And we are only bound by a DNR IF we have the actual document in hand. Or as EMS, if CPR has already been started when we arrive, we are automatically obligated to continue. If it ain't written down, it never happened. Nursing homes are supposed to provide the documents any time we transport such a patient as part of their medical history papers. And yes, we treat and transport a lot of such patients with a DNR that needs to go to a hospital for some reason.
Worst case scenario, entering a home with family gathered and grandma has a heart attack. And half the family wants me to start CPR and the other half tries to tell me grandma to let grandma go. I will ask them if they have the documents and they don't answer me because they are too busy fighting each other to respond to me. And my poor driver is trying to literally breakup a fight while I'm doing CPR.
non-medical professionals should not care about DNR orders, bracelets, whatevers. Because what if it's fake and you can't tell the difference from a real one? You could, unknowingly, help someone commit a murder, or let a temporarily unstable person die, sure you'd be innocent, but guilt and trauma doesn't care about your innocence
And even then, it's not a piece of paper that you can just accept like a death coupon. It has to be signed and not contentious, and things need to line up very correctly.

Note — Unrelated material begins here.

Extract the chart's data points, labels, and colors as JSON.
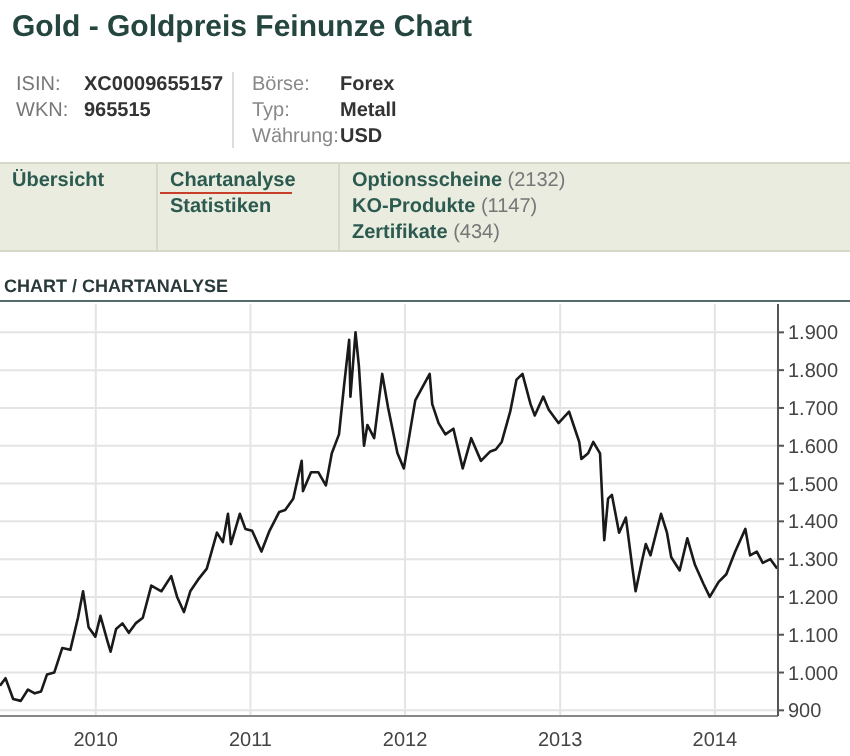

My Dad had a DNR in his legal name, but the nursing staff and his room all used the common shortening of that name. Because the names didn't line up when things went bad and there was no one with authority to clarify they, correctly, operated under the assumption that they did not have an order.
At one point EMS providers couldn't even make the call, it could only be done by the medical facility. I'm pretty sure that's no longer the case anywhere in the US though.